5. Gently lift the SpotON sample port cover to make the SpotON sample port accessible.

6. Load 200µL of the priming mix into the flow cell via the priming port (NOT the SpotON sample port), avoiding the introduction of air bubbles.

7. Mix the prepared library gently by pipetting up and down just prior to loading.

8. Add 75µL of the prepared library to the flow cell via the SpotON sample port in a dropwise fashion.

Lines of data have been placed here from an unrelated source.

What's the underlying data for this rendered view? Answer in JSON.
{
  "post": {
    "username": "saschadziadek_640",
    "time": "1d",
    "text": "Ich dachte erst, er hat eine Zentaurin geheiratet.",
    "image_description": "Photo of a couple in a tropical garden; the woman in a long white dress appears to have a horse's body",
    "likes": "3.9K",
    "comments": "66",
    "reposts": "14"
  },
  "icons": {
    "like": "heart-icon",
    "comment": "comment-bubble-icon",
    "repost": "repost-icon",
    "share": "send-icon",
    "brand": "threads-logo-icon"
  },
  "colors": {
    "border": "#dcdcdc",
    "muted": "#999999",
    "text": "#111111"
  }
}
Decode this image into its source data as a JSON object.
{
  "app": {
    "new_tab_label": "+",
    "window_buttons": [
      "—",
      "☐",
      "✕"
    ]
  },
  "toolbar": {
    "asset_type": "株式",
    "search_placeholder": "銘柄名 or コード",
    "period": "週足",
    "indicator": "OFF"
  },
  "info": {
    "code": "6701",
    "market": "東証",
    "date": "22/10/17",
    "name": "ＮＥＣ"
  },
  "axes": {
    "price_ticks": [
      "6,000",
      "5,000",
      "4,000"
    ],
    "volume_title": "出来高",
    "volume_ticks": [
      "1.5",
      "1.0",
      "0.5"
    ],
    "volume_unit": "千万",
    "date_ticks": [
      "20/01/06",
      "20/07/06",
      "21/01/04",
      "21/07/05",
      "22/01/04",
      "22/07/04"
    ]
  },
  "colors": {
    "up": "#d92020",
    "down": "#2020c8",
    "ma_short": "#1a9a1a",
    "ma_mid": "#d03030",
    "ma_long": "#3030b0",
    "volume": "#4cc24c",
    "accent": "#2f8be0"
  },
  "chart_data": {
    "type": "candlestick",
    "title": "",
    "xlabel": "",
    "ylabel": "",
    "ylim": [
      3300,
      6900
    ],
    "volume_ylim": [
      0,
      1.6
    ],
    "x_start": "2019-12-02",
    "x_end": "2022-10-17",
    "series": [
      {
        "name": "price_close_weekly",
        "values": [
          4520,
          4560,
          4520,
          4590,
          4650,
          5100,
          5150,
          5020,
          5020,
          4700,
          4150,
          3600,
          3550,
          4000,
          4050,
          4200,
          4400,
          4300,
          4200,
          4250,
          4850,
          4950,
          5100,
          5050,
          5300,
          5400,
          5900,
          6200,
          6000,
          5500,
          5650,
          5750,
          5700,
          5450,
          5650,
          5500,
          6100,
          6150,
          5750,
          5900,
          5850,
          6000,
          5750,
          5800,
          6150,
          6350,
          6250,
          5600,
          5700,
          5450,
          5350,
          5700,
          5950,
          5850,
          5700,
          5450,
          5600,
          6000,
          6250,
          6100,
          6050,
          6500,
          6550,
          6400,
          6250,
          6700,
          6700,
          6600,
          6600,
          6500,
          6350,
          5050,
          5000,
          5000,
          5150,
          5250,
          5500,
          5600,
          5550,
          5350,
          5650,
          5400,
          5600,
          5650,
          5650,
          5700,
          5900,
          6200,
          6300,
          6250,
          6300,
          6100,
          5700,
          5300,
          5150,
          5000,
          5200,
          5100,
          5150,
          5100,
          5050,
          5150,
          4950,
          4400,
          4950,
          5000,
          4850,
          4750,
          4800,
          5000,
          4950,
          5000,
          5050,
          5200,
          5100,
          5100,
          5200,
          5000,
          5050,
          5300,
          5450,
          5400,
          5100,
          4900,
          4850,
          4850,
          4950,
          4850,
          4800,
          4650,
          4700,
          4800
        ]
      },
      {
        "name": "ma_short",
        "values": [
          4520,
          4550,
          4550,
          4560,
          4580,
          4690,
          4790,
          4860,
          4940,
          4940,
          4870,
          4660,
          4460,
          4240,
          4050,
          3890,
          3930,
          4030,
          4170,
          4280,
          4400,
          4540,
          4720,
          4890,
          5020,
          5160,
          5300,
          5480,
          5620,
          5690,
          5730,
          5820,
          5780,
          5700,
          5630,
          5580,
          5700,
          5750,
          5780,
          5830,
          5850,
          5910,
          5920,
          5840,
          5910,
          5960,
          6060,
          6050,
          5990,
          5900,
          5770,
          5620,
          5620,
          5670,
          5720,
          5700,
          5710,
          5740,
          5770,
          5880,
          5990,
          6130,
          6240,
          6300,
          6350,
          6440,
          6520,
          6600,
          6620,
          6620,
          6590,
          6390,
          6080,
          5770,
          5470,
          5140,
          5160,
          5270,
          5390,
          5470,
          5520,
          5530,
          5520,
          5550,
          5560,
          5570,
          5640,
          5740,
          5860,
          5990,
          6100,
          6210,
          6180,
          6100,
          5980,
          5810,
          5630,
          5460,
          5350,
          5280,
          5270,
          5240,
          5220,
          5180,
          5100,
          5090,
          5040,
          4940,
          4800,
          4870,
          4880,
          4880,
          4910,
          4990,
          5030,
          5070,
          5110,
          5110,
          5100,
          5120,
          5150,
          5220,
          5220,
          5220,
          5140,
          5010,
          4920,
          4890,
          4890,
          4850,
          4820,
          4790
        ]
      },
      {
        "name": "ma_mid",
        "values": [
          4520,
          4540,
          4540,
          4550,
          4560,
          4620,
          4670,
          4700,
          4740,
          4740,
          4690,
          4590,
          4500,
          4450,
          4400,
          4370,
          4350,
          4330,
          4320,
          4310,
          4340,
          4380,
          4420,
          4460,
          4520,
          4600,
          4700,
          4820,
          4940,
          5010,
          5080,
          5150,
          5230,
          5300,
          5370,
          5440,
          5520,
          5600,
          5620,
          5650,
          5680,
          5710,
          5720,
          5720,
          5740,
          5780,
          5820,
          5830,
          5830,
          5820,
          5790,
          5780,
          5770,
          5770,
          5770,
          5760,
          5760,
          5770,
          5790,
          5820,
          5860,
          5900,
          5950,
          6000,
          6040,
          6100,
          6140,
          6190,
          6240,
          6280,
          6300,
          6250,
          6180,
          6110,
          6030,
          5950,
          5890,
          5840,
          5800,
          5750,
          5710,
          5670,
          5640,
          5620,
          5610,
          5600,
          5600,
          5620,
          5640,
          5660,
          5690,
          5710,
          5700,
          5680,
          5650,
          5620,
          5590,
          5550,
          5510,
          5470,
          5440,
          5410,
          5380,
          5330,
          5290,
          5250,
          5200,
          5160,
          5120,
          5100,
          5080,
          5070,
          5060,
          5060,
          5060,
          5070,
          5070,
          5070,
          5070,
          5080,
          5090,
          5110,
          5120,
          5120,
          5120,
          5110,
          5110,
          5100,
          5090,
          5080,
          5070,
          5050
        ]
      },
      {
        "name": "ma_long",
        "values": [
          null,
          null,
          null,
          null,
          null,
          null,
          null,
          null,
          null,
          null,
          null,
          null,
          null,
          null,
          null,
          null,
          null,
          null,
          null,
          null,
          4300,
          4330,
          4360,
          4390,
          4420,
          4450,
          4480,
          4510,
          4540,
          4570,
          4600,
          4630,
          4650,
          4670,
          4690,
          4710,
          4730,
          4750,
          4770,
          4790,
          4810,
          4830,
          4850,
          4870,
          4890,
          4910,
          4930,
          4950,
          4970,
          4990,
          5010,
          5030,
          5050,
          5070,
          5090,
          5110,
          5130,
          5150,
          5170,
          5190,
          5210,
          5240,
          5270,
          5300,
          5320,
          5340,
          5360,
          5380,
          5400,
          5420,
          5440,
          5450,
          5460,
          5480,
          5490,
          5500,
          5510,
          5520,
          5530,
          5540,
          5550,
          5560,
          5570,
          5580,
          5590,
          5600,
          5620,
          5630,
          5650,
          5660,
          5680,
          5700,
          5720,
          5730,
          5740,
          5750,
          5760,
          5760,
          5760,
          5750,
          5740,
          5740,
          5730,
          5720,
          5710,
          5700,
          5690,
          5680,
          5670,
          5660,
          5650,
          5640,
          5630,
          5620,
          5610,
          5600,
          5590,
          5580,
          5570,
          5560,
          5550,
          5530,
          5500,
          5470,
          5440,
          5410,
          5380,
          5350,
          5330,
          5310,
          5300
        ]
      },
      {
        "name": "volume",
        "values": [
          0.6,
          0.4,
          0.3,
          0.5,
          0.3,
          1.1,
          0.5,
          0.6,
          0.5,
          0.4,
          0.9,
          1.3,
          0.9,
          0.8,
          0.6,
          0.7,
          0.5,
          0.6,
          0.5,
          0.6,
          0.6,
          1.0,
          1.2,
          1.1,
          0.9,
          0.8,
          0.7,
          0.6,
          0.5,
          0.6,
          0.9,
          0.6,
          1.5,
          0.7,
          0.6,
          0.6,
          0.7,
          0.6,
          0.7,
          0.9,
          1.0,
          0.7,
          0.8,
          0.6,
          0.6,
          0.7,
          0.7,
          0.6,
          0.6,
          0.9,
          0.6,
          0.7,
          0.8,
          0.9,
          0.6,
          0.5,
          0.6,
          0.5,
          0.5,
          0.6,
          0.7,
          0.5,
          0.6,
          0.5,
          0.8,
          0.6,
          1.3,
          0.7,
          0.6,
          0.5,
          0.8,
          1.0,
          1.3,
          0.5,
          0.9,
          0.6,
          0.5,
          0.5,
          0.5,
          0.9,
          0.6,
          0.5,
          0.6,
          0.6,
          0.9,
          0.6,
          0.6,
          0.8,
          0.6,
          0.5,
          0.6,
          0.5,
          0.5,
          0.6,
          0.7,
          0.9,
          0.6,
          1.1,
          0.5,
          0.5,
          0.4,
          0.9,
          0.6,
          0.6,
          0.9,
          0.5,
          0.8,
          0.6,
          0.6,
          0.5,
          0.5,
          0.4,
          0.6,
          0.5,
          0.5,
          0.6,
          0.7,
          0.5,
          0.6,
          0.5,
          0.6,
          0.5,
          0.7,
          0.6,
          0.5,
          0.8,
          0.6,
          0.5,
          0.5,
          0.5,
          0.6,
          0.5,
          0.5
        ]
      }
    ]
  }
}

Ensure each drop siphons into the port before adding the next.

9. Gently replace the SpotON sample port cover, making sure the bung enters the SpotON port, close the priming port and replace the MinION lid.

10. Double–click the MinKNOW icon located on the desktop to open the MinKNOW GUI.

11. If your MinION was disconnected from the computer, plug it back in.

12. Choose the following flow cell type from the selector box:

    • FLO-MIN106 : R9.4.1 flowcell

13. Then mark the flow cell as Selected.

14. Click the New Experiment button at the bottom left of the GUI.

15. On the New experiment popup screen, select the running parameters for your experiment from the individual tabs:

    • Experiment

      Name the run in the experiment field, leave the sample field blank.

    • Kit

      Selection LSK109 as there is no option for native barcoding (NBD104)

    • Run Options

      Set the run length, usually 1-2 hours.

    • Basecalling

      Leave basecalling turned on and check the HAC (high accuracy model) is selected

    • Output

      The number of files that MinKNOW will write to a single folder. By default this is set to 4000

16. Click Start run.

17. Allow the script to run to completion.

18. The MinKNOW Experiment page will indicate the progression of the script; this can be accessed through the Experiment tab that will appear at the top right of the screen

19. Monitor the Message panel on the right hand side for errors.